In a little over a year, Jane Levy has gone from anonymously mailing her picture and résumé to agents, to carrying her own sitcom — ABC’s Suburgatory — and starring in a gigantic remake of Sam Raimi’s The Evil Dead. One key to Levy’s rise: her incredibly gorgeous headshot.
“My manager wanted to work with me before he’d ever heard me open my mouth. He said I had a marketable face,” says Levy, with a shrug. Indeed, Levy has the doe-eyed, cute-but-glamorous, gorgeous-but-approachable, young-but-wise look that Hollywood eats up. But it was her ability to expertly pull off both withering deadpan asides and serious romantic drama that got her working so fast.
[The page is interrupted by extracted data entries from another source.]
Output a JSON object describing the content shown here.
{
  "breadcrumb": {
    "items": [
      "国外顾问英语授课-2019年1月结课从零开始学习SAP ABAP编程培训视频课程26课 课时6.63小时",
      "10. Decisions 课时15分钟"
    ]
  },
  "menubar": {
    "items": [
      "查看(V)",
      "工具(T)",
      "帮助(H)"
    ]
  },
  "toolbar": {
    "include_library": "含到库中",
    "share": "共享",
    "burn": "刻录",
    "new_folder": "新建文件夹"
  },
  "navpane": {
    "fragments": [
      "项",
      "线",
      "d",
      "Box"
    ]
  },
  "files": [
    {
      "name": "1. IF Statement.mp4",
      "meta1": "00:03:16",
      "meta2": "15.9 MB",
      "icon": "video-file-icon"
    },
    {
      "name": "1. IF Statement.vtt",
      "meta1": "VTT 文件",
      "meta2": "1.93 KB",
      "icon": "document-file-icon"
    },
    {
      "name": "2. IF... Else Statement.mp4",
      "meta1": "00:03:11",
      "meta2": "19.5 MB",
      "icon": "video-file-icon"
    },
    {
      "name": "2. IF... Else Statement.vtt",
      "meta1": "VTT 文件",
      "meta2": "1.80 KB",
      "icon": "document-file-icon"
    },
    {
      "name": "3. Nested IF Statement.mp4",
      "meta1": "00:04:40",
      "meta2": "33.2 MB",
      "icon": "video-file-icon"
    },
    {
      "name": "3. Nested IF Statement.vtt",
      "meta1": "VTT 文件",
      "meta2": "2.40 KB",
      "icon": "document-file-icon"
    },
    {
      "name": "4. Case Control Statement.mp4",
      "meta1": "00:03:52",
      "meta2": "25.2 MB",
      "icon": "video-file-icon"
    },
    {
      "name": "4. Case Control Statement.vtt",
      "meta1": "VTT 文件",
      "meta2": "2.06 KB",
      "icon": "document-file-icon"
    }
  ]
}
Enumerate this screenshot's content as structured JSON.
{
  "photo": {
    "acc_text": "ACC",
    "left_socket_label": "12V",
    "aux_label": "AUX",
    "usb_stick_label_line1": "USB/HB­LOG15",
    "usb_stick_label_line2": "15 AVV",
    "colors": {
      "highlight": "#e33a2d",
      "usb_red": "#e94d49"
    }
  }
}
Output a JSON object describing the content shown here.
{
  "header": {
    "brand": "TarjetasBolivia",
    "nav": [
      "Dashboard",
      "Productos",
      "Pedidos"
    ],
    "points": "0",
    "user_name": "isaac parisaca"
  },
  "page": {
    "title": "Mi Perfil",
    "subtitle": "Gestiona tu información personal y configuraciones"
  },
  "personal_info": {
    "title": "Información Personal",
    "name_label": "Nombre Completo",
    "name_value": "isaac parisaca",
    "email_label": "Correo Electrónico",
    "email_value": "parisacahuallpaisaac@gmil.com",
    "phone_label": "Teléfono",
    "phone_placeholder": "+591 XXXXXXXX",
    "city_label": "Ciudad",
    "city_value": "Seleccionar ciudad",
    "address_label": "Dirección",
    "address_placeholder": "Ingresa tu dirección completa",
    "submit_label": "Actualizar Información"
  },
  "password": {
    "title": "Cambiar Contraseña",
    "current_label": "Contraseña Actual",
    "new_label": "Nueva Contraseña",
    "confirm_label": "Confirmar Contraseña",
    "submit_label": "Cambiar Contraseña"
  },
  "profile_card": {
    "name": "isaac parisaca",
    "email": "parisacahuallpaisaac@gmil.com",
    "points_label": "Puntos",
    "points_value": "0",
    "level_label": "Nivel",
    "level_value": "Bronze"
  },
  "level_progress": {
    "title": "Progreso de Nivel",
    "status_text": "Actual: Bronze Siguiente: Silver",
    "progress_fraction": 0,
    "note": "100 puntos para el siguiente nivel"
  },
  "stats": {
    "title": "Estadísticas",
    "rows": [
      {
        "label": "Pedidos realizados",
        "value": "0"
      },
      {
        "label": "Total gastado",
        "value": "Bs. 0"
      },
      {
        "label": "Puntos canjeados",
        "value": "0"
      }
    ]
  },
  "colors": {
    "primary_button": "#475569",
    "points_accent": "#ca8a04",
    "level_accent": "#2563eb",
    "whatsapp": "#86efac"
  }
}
She wrapped up a role on Showtime’s Shameless, has a small part in Ry Russo-Young’s Nobody Walks and is the lead in Josh Schwartz’s Fun Size. With that comes lots of attention, which Levy claims her four-year-old self would have lapped up, but her 22-year-old self finds painful. “When ten people and a photographer are talking about you, and you don’t know what they want from you… I don’t know, it gives me all kinds of bad feelings. Who cares about my face?” Levy fights back in her own way, attempting to upend the obsessive vanity that distracts from actual performance. “I try to change my hair for each part,” she says. A few weeks before The Evil Dead starts filming, Levy is campaigning for a mousy brown, which Suburgatory heads were against. “They want me to keep it the same. But I’ll win.”